Background: Inhibition of DPP-IV enzyme is an effective strategy for the treatment of type-2 diabetes mellitus, which involves the degradation of incretin hormones, glucagon like peptide (GLP-1) and gastric inhibitory polypeptide (GIP), being valuable in glucose tolerance and insulin secretion. A series of indole alkaloids from the medicinal plant Rauvolfia serpentina were identified as novel DPP-IV inhibitors using insilico prediction.
Objective: Our study is aimed to identify the novel DPP-IV inhibitors for the treatment of diabetes through system level investigation.

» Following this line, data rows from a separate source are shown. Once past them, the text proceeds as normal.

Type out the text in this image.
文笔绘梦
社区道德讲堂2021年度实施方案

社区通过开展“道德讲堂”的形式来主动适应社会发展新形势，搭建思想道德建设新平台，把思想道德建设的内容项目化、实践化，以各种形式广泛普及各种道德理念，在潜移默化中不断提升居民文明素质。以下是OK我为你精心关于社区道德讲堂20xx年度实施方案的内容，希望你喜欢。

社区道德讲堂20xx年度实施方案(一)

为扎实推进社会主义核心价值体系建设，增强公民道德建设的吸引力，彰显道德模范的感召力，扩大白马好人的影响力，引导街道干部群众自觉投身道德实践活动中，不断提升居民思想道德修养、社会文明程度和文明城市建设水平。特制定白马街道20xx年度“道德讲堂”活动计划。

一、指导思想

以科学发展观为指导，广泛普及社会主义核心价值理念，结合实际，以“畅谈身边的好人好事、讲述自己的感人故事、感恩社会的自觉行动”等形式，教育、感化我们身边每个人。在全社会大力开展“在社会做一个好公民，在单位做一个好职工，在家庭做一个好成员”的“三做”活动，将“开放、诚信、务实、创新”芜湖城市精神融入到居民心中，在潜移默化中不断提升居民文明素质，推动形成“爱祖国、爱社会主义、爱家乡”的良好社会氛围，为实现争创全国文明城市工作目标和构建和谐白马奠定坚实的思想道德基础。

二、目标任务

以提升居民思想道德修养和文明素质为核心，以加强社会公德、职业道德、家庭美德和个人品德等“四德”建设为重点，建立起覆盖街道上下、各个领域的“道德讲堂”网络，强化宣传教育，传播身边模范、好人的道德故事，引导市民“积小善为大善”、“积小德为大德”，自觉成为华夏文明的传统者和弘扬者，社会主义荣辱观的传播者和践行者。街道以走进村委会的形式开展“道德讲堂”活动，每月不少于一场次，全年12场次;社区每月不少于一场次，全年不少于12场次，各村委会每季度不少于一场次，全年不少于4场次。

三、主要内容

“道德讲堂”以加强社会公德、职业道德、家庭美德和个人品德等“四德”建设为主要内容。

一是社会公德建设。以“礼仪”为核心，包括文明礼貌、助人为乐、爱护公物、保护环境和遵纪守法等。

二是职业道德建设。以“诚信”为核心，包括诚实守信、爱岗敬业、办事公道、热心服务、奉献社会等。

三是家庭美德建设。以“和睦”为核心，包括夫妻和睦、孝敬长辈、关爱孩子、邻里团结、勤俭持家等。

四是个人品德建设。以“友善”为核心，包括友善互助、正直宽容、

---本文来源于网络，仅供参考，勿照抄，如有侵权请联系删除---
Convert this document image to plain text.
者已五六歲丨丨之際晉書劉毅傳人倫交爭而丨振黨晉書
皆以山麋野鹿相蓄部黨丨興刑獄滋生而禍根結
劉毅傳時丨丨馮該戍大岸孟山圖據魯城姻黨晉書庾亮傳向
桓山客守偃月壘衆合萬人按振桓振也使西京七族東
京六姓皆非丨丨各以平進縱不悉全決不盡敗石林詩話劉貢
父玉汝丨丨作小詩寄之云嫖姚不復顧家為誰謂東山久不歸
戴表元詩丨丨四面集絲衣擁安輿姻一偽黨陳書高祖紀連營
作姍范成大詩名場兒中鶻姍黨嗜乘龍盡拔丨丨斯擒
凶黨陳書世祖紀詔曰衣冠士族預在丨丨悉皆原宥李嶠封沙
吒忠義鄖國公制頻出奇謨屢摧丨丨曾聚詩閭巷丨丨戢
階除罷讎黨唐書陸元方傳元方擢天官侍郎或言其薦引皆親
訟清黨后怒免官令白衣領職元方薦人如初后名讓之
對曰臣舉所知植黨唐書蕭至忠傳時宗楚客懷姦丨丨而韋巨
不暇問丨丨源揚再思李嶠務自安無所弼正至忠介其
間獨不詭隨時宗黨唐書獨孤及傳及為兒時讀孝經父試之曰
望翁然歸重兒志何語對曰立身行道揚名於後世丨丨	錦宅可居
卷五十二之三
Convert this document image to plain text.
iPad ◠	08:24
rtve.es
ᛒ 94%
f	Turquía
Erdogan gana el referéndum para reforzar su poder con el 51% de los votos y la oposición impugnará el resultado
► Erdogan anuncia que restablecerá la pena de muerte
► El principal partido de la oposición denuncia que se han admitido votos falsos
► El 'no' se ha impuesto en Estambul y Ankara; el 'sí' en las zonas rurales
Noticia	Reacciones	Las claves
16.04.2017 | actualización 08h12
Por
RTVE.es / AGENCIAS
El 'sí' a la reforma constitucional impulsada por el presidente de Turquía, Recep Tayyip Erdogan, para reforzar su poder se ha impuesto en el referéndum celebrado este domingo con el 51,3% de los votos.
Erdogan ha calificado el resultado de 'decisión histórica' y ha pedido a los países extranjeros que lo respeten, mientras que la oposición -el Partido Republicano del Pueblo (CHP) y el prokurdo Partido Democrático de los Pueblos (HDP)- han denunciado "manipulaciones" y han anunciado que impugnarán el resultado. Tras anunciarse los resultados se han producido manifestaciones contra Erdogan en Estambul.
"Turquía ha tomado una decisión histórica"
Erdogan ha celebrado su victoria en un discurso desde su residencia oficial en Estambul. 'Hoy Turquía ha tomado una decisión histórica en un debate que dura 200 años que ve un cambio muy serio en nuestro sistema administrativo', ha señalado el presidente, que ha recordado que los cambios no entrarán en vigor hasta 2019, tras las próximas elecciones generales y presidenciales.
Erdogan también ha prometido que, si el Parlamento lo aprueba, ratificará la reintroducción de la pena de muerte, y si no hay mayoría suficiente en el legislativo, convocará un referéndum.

Method: Computational simulation techniques were used to analyze the molecular interaction between DPP-IV and a series of indole alkaloids. 3D structures of the indole alkaloids were retieved from Pubchem and PRIME KNApSAck databases. Online tools such as Molinspiration, ADMET and drug likeness properties of the indole alkaloids were investigated. Based on the minimum binding energy, stability of the docked complex was evaluated by molecular dynamic simulation.
Results: Among the 20 indole alkaloids investigated, molecular docking analysis revealed that yohimbine has higher binding energy compared to other indole alkaloids. It exhibits three π - π stacking interactions with amino acids in hydrophobic S1 and S2 pocket of DPP-IV receptor. Different parameters like binding energy, intermolecular energy, inhibition constant and H-bonding between the ligands & the target were used to determine the extent of inhibition. Interestingly, 5 intermolecular hydrogen bonds were formed between receptor-inhibitor complex to facilitate inhibition. The stability of the docked complex was confirmed by molecular dynamics simulation.
Conclusion: DPP-IV enzyme has a significant role in the regulation of glucose metabolism. Among the 20 indole alkaloids, yohimbine has a good binding energy towards DPP-IV and inhibits its function. Thus, yohimbine compound acts as a novel DPP-IV inhibitor for the treatment of type-2 diabetes.